Orvin Kimbrough | Blog

Gratitude Focus: I’m Grateful For Work That Keeps Doing Its Job

Written by Orvin Kimbrough | June 02, 2026

Reflection/Why I’m Grateful:

When you write a book—and it’s not your primary hustle—you sometimes wonder who will actually read it. Who will pick it up. Who will sit with it long enough for it to matter.

Not too long ago, I visited the prison in Bon Terre. The men there are no different from you or me. What separates us are often micro choices—choices aided and shaped by environment—that slowly move people onto very different paths.

And yet, even with some of them serving life sentences, they are still clinging to hope.

They invited me because of the book. And honestly, they weren’t sure I would show up. One of them said to me, “CEOs don’t come to visit us. You’re the first.”

That stuck with me.

Yesterday, I went to visit someone who was sick—actually dying. As I walked in, his daughter said casually, “Hey, I have your book on my nightstand.” I instinctively responded, “Have you read it?”

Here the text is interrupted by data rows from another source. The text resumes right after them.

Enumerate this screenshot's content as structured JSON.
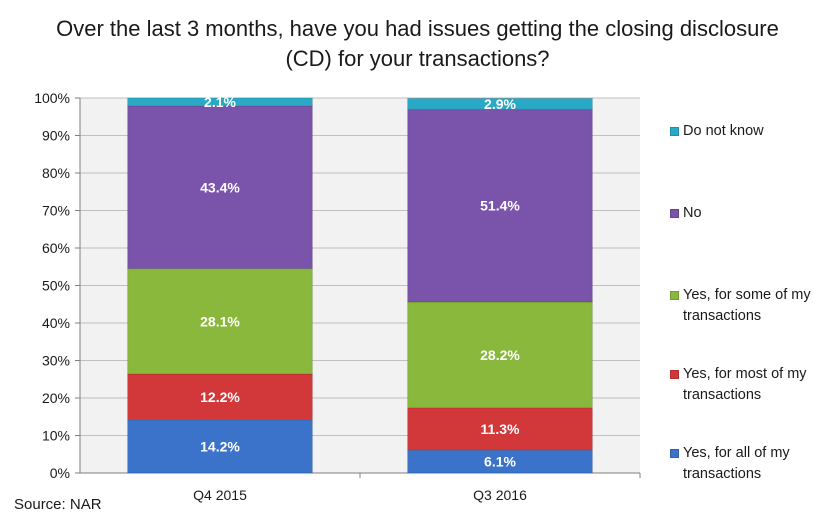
{
  "title_lines": [
    "Over the last 3 months, have you had issues getting the closing disclosure",
    "(CD) for your transactions?"
  ],
  "source": "Source: NAR",
  "chart_data": {
    "type": "bar",
    "stacked": true,
    "title": "Over the last 3 months, have you had issues getting the closing disclosure (CD) for your transactions?",
    "categories": [
      "Q4 2015",
      "Q3 2016"
    ],
    "series": [
      {
        "name": "Yes, for all of my transactions",
        "values": [
          14.2,
          6.1
        ],
        "color": "#3a73c9"
      },
      {
        "name": "Yes, for most of my transactions",
        "values": [
          12.2,
          11.3
        ],
        "color": "#d2383a"
      },
      {
        "name": "Yes, for some of my transactions",
        "values": [
          28.1,
          28.2
        ],
        "color": "#8ab83c"
      },
      {
        "name": "No",
        "values": [
          43.4,
          51.4
        ],
        "color": "#7a53ab"
      },
      {
        "name": "Do not know",
        "values": [
          2.1,
          2.9
        ],
        "color": "#29a9c6"
      }
    ],
    "data_labels": [
      [
        "14.2%",
        "6.1%"
      ],
      [
        "12.2%",
        "11.3%"
      ],
      [
        "28.1%",
        "28.2%"
      ],
      [
        "43.4%",
        "51.4%"
      ],
      [
        "2.1%",
        "2.9%"
      ]
    ],
    "y_ticks": [
      "0%",
      "10%",
      "20%",
      "30%",
      "40%",
      "50%",
      "60%",
      "70%",
      "80%",
      "90%",
      "100%"
    ],
    "ylim": [
      0,
      100
    ],
    "grid": true,
    "legend": "right",
    "legend_entries": [
      "Do not know",
      "No",
      "Yes, for some of my transactions",
      "Yes, for most of my transactions",
      "Yes, for all of my transactions"
    ],
    "legend_colors": [
      "#29a9c6",
      "#7a53ab",
      "#8ab83c",
      "#d2383a",
      "#3a73c9"
    ]
  }
}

Because the hope doesn’t come from owning the book. It comes from absorbing what it says about you.

This week, someone sent me this message:

“I just listened to your message and I’m tearing up because that message was 100% for me and just what I needed. The Lord really is working through you in my life and I’m just so baffled on how I ended up in your sphere from just answering a post on LinkedIn. The Lord truly works in wondrous ways. I’m sharing your message with my Bible Study ladies because it’s amazing… Thank you for using your voice to share God’s love.”

Moments like these remind me that purpose doesn’t need volume to be effective. It just needs placement.

I’m grateful for the recent write-up in U.S. Business News and for the other outlets that have covered Twice Over a Man since its release in 2024. But what I’m most grateful for is this: the book is doing exactly what I hoped it would do.

From More Than a Conqueror to Ward of the State, the book was always meant to help us access something deeper—resilience, rebound, and the quiet strength that already lives within us. Not borrowed strength. Innate strength.

Twice Over a Man has become the intellectual and spiritual foundation for The Thriver’s Path because it keeps doing the work—helping me, and others, reach for the resilience and rebound that are already there.

And my prayer is simple: that it keeps doing its job.

“No, in all these things we are more than conquerors through him who loved us.”